Question: What most surprises you about globalization?
Micklethwait: I think, a thing like globalization is its unevenness, it’s not a… people always assumed it’s a fact, it’s not, again, as I said earlier, business people see globalization as just there and it’s never going away, they should go and read history books very quickly because the answer is, it can get reversed and in the end, globalization relies on political decisions. It relies on tariffs being down, it relies on people being… and goods being able to cross borders and just to give you a sort of frightening example, what happens if there is a dirty nuclear bomb in Delhi or in Manhattan? What would that do to shipping stuff around the world? People will be far more paranoid, it’s those sort of things which could yet unstable it, the underlying bits of globalization, I mean, the… I think you have to look at it as broadly as possible, I see globalization as an ever freer movement of goods, capital, people and also ideas around the world and that is generally why, you know, we are hoping, a kind of great, liberal newspaper, that is why we’ve always been sort of four-squared behind it, for us, it’s economic freedom and individual freedom, they don’t absolutely go together but they come from the same source.
Question: What’s the biggest downside of globalization?
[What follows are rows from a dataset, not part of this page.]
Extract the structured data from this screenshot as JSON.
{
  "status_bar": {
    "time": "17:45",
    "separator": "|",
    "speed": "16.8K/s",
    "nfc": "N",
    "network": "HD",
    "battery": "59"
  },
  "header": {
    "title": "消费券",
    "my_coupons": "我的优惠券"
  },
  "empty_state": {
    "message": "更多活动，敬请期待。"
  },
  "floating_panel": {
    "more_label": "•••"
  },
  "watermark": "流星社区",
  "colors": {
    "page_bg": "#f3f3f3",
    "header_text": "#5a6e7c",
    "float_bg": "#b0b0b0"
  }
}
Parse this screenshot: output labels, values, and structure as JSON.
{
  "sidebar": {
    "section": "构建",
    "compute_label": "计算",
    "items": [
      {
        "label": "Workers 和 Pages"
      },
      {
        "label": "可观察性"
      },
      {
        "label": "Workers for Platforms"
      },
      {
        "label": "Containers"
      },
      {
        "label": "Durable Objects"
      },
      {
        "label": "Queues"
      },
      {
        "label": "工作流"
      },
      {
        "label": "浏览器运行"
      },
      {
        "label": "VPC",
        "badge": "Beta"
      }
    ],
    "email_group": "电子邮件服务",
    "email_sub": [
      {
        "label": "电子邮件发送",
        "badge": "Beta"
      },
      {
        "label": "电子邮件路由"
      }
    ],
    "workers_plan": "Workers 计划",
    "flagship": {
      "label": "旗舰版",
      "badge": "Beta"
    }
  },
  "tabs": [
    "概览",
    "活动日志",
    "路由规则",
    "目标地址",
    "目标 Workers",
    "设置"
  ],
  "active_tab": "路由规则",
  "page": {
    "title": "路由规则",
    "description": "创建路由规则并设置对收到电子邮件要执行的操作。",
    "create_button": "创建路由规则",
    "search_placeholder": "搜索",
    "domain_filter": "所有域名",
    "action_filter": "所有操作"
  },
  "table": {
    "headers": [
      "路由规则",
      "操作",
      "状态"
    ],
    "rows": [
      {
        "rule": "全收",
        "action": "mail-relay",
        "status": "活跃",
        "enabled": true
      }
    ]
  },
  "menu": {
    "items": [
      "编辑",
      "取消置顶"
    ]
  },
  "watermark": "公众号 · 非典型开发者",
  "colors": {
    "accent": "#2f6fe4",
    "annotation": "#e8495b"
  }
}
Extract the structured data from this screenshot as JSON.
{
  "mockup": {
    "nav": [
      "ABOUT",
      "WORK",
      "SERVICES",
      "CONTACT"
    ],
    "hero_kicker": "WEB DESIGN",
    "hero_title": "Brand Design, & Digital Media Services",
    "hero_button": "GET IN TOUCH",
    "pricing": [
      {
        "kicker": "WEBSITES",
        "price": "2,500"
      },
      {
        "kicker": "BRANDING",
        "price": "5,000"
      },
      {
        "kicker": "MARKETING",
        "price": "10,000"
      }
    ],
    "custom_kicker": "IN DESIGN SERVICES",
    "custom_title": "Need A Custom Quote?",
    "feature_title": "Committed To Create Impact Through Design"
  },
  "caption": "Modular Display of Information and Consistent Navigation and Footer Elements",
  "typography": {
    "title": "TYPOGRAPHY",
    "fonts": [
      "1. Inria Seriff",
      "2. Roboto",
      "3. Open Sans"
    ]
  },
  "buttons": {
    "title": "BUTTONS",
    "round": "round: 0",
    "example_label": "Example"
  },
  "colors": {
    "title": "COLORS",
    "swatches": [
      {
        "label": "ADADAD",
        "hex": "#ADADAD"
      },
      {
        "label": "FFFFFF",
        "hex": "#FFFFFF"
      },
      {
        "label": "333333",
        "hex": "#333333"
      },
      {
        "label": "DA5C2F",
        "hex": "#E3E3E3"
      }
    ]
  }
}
Micklethwait: I think there are lots of downsides in a sense of individual people who get caught out by this kind of often cruel process, a particular group of people who had always been vulnerable, have tended to be the workers in richer countries who are more vulnerable to foreign competition, you shouldn’t push that too hard, I mean, if you look at most things, there’s been big arguments about wages in America, why wages in America get down and globalization is usually figured to be the culprit and that’s… most of the evidence is no, it’s not. The real thing which has kept wages down is technology and the problem is that it’s very hard for a politician to blame computers for people’s jobs going off of pressure on wages, it’s much easier to say it’s the Chinese or the Indians but again, just think through your life and if you think about the difference between banks when there were a lot of tellers and now the fact that you have ATMs to go and get stuff, that had a colossal effect on the industry, far greater than, say, NAFTA, which I remember was sort of going through roughly at the same time but NAFTA attracted all the headlines and that’s the problem with globalization, the basic economic logic of it is always disturbed by the politics of how it’s pushed forward.